The school system says it is working to achieve the union’s plans, recently updating the HVAC systems in schools and purchasing more than $1.5 million worth of PPE.
“It’s clear from both the meetings and the subsequent updates that those are all things that are being done and are being addressed by the school system,” Gboyinde Onijala of the school system’s Department of Communications said. “I don’t think anything they’ve asked for has been denied.”
Scientific data has shown that schools can be reopened safely. An August-November 2020 study from scientists at the Centers for Disease Control and Prevention found that spread in schools is lower than the spread in the community. The cases in Montgomery County, Md. have also dropped in recent weeks.
Vaccines – a game-changer for some families – were not even included in the reasoning to reopen. A majority of staff members have not received a dose yet, but the school system is working with John Hopkins University to vaccinate teachers.
“As you know, nationally, availability of vaccines is not at the level needed to vaccinate everyone at this time,” Wolff said. “We are working with our local health partners and Johns Hopkins University to vaccinate as many staff as possible, when doses are available. Staff are not required to be vaccinated, it is a personal decision.”

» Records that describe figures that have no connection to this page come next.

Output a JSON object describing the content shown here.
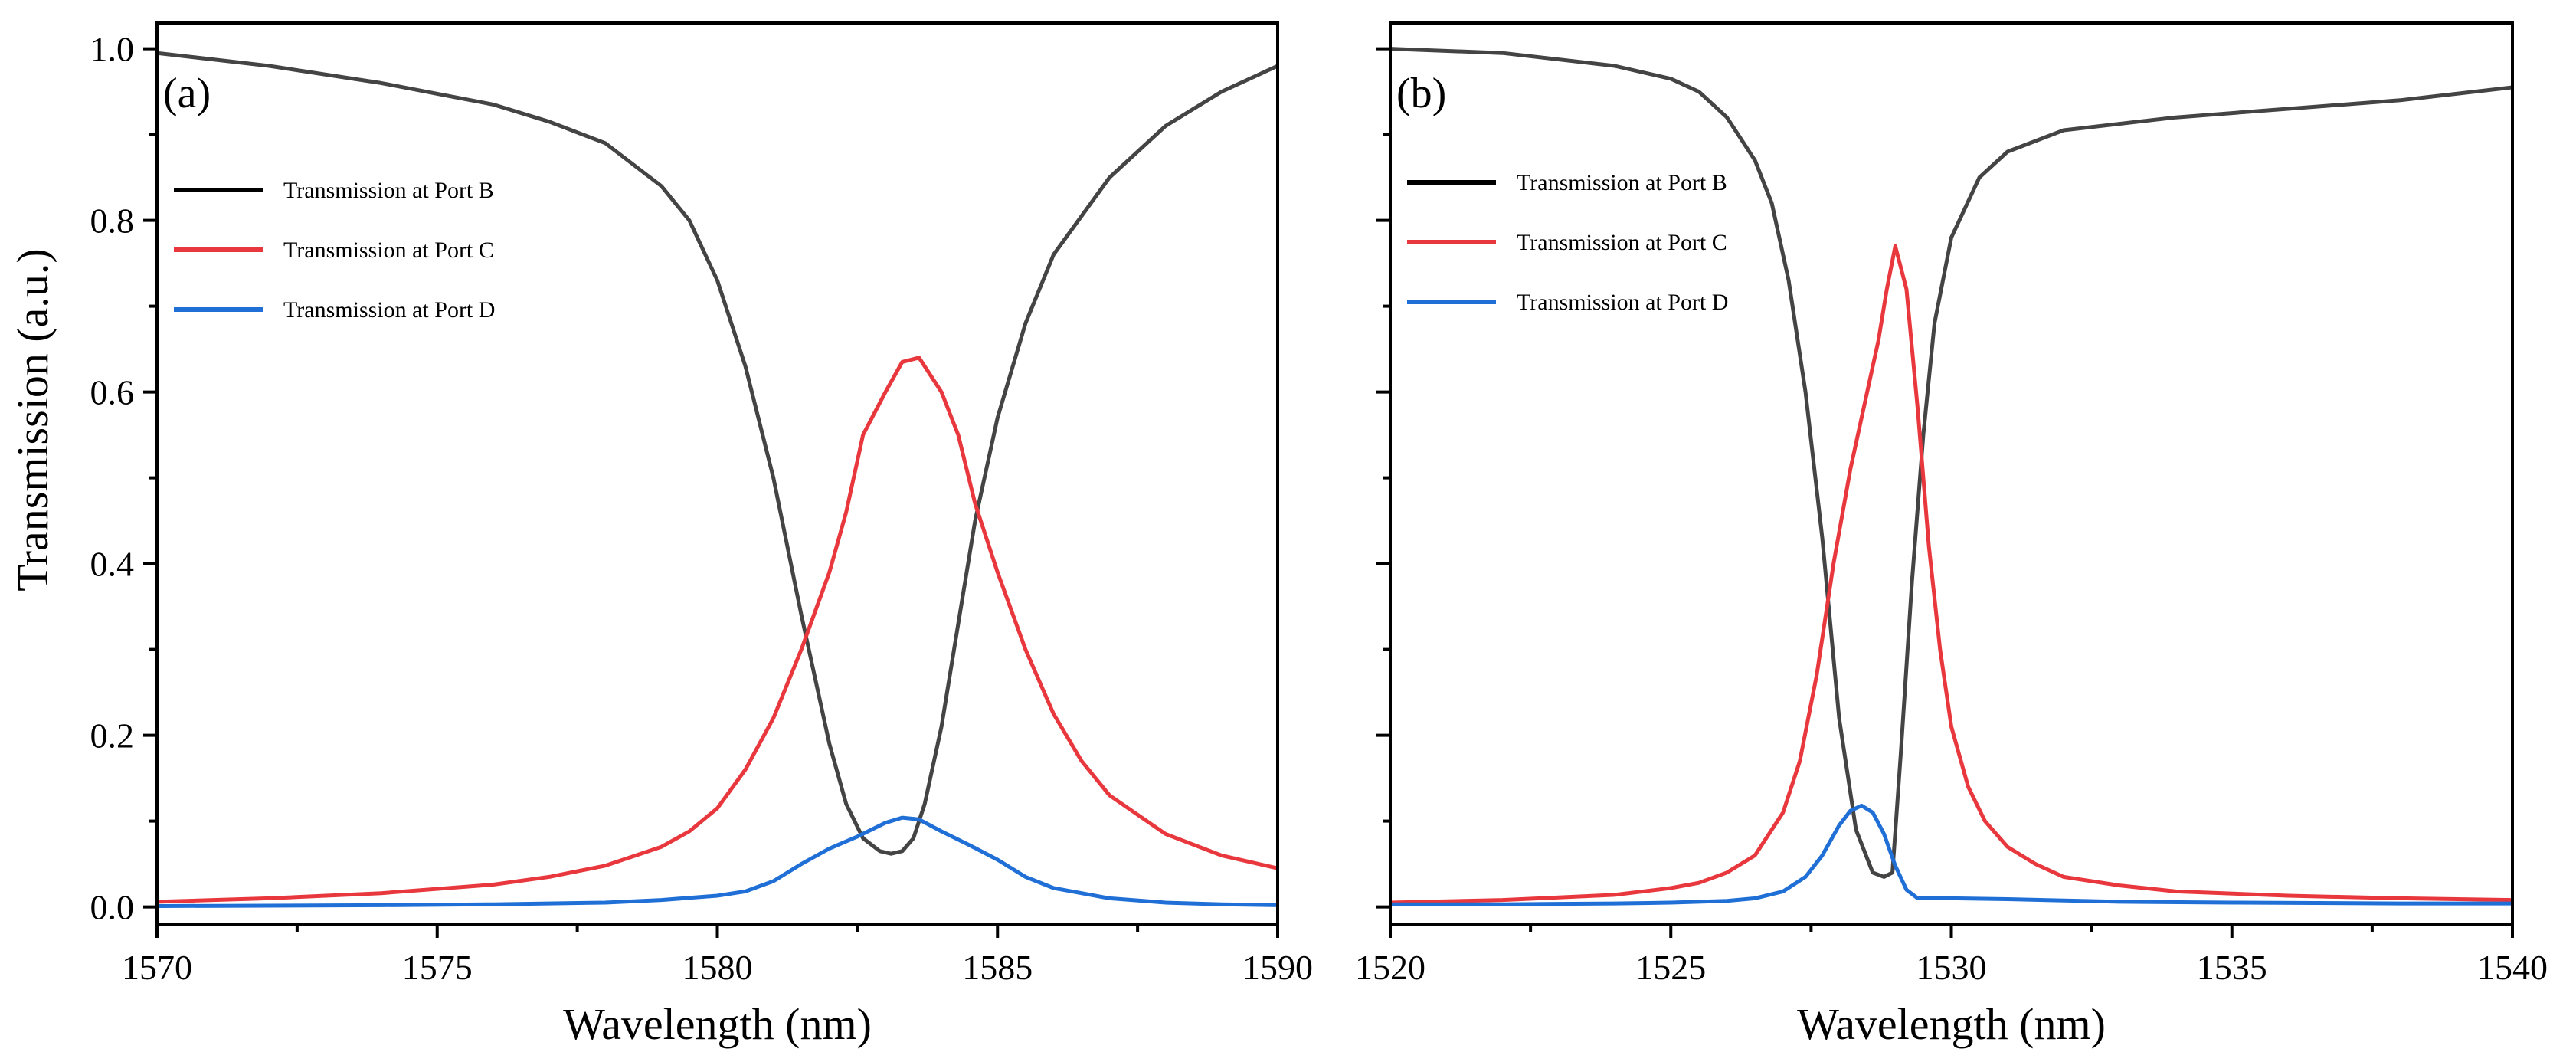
{
  "figure": {
    "ylabel": "Transmission (a.u.)",
    "colors": {
      "port_b": "#444444",
      "port_c": "#e8383d",
      "port_d": "#1f6fd6",
      "axis": "#000000"
    }
  },
  "chart_data": [
    {
      "type": "line",
      "panel_label": "(a)",
      "xlabel": "Wavelength (nm)",
      "ylabel": "Transmission (a.u.)",
      "xlim": [
        1570,
        1590
      ],
      "ylim": [
        -0.02,
        1.03
      ],
      "xticks": [
        1570,
        1575,
        1580,
        1585,
        1590
      ],
      "xtick_labels": [
        "1570",
        "1575",
        "1580",
        "1585",
        "1590"
      ],
      "yticks": [
        0.0,
        0.2,
        0.4,
        0.6,
        0.8,
        1.0
      ],
      "ytick_labels": [
        "0.0",
        "0.2",
        "0.4",
        "0.6",
        "0.8",
        "1.0"
      ],
      "show_ytick_labels": true,
      "legend_position": "upper-left",
      "series": [
        {
          "name": "Transmission at Port B",
          "color": "#444444",
          "x": [
            1570,
            1572,
            1574,
            1576,
            1577,
            1578,
            1579,
            1579.5,
            1580,
            1580.5,
            1581,
            1581.5,
            1582,
            1582.3,
            1582.6,
            1582.9,
            1583.1,
            1583.3,
            1583.5,
            1583.7,
            1584,
            1584.3,
            1584.6,
            1585,
            1585.5,
            1586,
            1587,
            1588,
            1589,
            1590
          ],
          "y": [
            0.995,
            0.98,
            0.96,
            0.935,
            0.915,
            0.89,
            0.84,
            0.8,
            0.73,
            0.63,
            0.5,
            0.34,
            0.19,
            0.12,
            0.08,
            0.065,
            0.062,
            0.065,
            0.08,
            0.12,
            0.21,
            0.33,
            0.45,
            0.57,
            0.68,
            0.76,
            0.85,
            0.91,
            0.95,
            0.98
          ]
        },
        {
          "name": "Transmission at Port C",
          "color": "#e8383d",
          "x": [
            1570,
            1572,
            1574,
            1576,
            1577,
            1578,
            1579,
            1579.5,
            1580,
            1580.5,
            1581,
            1581.5,
            1582,
            1582.3,
            1582.6,
            1583,
            1583.3,
            1583.6,
            1584,
            1584.3,
            1584.6,
            1585,
            1585.5,
            1586,
            1586.5,
            1587,
            1588,
            1589,
            1590
          ],
          "y": [
            0.006,
            0.01,
            0.016,
            0.026,
            0.035,
            0.048,
            0.07,
            0.088,
            0.115,
            0.16,
            0.22,
            0.3,
            0.39,
            0.46,
            0.55,
            0.6,
            0.635,
            0.64,
            0.6,
            0.55,
            0.47,
            0.39,
            0.3,
            0.225,
            0.17,
            0.13,
            0.085,
            0.06,
            0.045
          ]
        },
        {
          "name": "Transmission at Port D",
          "color": "#1f6fd6",
          "x": [
            1570,
            1574,
            1576,
            1578,
            1579,
            1580,
            1580.5,
            1581,
            1581.5,
            1582,
            1582.5,
            1583,
            1583.3,
            1583.6,
            1584,
            1584.5,
            1585,
            1585.5,
            1586,
            1587,
            1588,
            1589,
            1590
          ],
          "y": [
            0.001,
            0.002,
            0.003,
            0.005,
            0.008,
            0.013,
            0.018,
            0.03,
            0.05,
            0.068,
            0.082,
            0.098,
            0.104,
            0.102,
            0.088,
            0.072,
            0.055,
            0.035,
            0.022,
            0.01,
            0.005,
            0.003,
            0.002
          ]
        }
      ]
    },
    {
      "type": "line",
      "panel_label": "(b)",
      "xlabel": "Wavelength (nm)",
      "ylabel": "",
      "xlim": [
        1520,
        1540
      ],
      "ylim": [
        -0.02,
        1.03
      ],
      "xticks": [
        1520,
        1525,
        1530,
        1535,
        1540
      ],
      "xtick_labels": [
        "1520",
        "1525",
        "1530",
        "1535",
        "1540"
      ],
      "yticks": [
        0.0,
        0.2,
        0.4,
        0.6,
        0.8,
        1.0
      ],
      "ytick_labels": [],
      "show_ytick_labels": false,
      "legend_position": "upper-left",
      "series": [
        {
          "name": "Transmission at Port B",
          "color": "#444444",
          "x": [
            1520,
            1522,
            1524,
            1525,
            1525.5,
            1526,
            1526.5,
            1526.8,
            1527.1,
            1527.4,
            1527.7,
            1528,
            1528.3,
            1528.6,
            1528.8,
            1528.95,
            1529.1,
            1529.3,
            1529.5,
            1529.7,
            1530,
            1530.5,
            1531,
            1532,
            1534,
            1536,
            1538,
            1540
          ],
          "y": [
            1.0,
            0.995,
            0.98,
            0.965,
            0.95,
            0.92,
            0.87,
            0.82,
            0.73,
            0.6,
            0.43,
            0.22,
            0.09,
            0.04,
            0.035,
            0.04,
            0.18,
            0.38,
            0.55,
            0.68,
            0.78,
            0.85,
            0.88,
            0.905,
            0.92,
            0.93,
            0.94,
            0.955
          ]
        },
        {
          "name": "Transmission at Port C",
          "color": "#e8383d",
          "x": [
            1520,
            1522,
            1524,
            1525,
            1525.5,
            1526,
            1526.5,
            1527,
            1527.3,
            1527.6,
            1527.9,
            1528.2,
            1528.5,
            1528.7,
            1528.85,
            1529,
            1529.2,
            1529.4,
            1529.6,
            1529.8,
            1530,
            1530.3,
            1530.6,
            1531,
            1531.5,
            1532,
            1533,
            1534,
            1536,
            1538,
            1540
          ],
          "y": [
            0.005,
            0.008,
            0.014,
            0.022,
            0.028,
            0.04,
            0.06,
            0.11,
            0.17,
            0.27,
            0.4,
            0.51,
            0.6,
            0.66,
            0.72,
            0.77,
            0.72,
            0.58,
            0.42,
            0.3,
            0.21,
            0.14,
            0.1,
            0.07,
            0.05,
            0.035,
            0.025,
            0.018,
            0.013,
            0.01,
            0.008
          ]
        },
        {
          "name": "Transmission at Port D",
          "color": "#1f6fd6",
          "x": [
            1520,
            1522,
            1524,
            1525,
            1526,
            1526.5,
            1527,
            1527.4,
            1527.7,
            1528,
            1528.2,
            1528.4,
            1528.6,
            1528.8,
            1529,
            1529.2,
            1529.4,
            1530,
            1531,
            1533,
            1535,
            1538,
            1540
          ],
          "y": [
            0.003,
            0.003,
            0.004,
            0.005,
            0.007,
            0.01,
            0.018,
            0.035,
            0.06,
            0.095,
            0.112,
            0.118,
            0.11,
            0.085,
            0.048,
            0.02,
            0.01,
            0.01,
            0.009,
            0.006,
            0.005,
            0.004,
            0.004
          ]
        }
      ]
    }
  ]
}
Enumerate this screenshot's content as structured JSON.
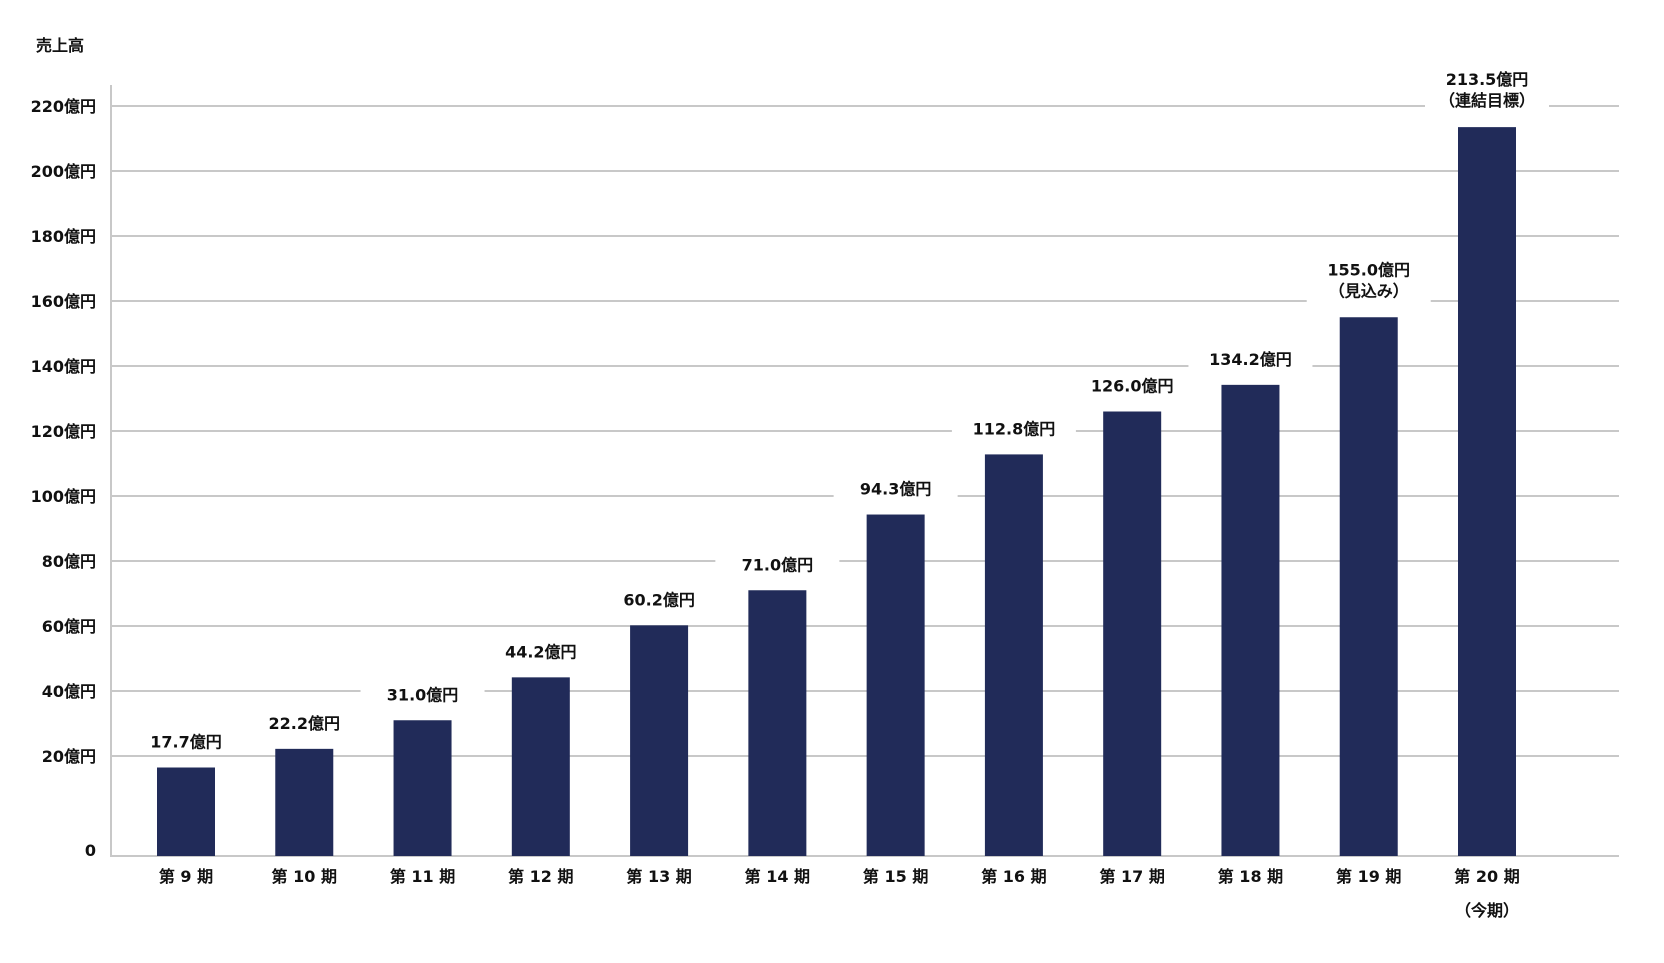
{
  "chart_data": {
    "type": "bar",
    "title": "売上高",
    "xlabel": "",
    "ylabel": "売上高",
    "ylim": [
      0,
      220
    ],
    "yticks": [
      0,
      20,
      40,
      60,
      80,
      100,
      120,
      140,
      160,
      180,
      200,
      220
    ],
    "ytick_labels": [
      "0",
      "20億円",
      "40億円",
      "60億円",
      "80億円",
      "100億円",
      "120億円",
      "140億円",
      "160億円",
      "180億円",
      "200億円",
      "220億円"
    ],
    "grid": true,
    "bar_color": "#212b59",
    "grid_color": "#c8c8c8",
    "categories": [
      "第 9 期",
      "第 10 期",
      "第 11 期",
      "第 12 期",
      "第 13 期",
      "第 14 期",
      "第 15 期",
      "第 16 期",
      "第 17 期",
      "第 18 期",
      "第 19 期",
      "第 20 期"
    ],
    "category_notes": [
      "",
      "",
      "",
      "",
      "",
      "",
      "",
      "",
      "",
      "",
      "",
      "（今期）"
    ],
    "values": [
      17.7,
      22.2,
      31.0,
      44.2,
      60.2,
      71.0,
      94.3,
      112.8,
      126.0,
      134.2,
      155.0,
      213.5
    ],
    "data_labels": [
      "17.7億円",
      "22.2億円",
      "31.0億円",
      "44.2億円",
      "60.2億円",
      "71.0億円",
      "94.3億円",
      "112.8億円",
      "126.0億円",
      "134.2億円",
      "155.0億円",
      "213.5億円"
    ],
    "data_label_notes": [
      "",
      "",
      "",
      "",
      "",
      "",
      "",
      "",
      "",
      "",
      "（見込み）",
      "（連結目標）"
    ]
  }
}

The biggest takeaway from Montgomery County Public Schools officials seems to be that a return deemed safe is the only return that would happen. The officials have adhered to science in the past and seem to want to continue that decision-making trend.
“Safety is and has always been the driving factor in when we can return to school,” Wolff said. “All measures identified by the Centers for Disease Control and Prevention and our state and local health partners will be followed. Physical distancing, hand hygiene, face coverings…will need to be part of the in-person experience.”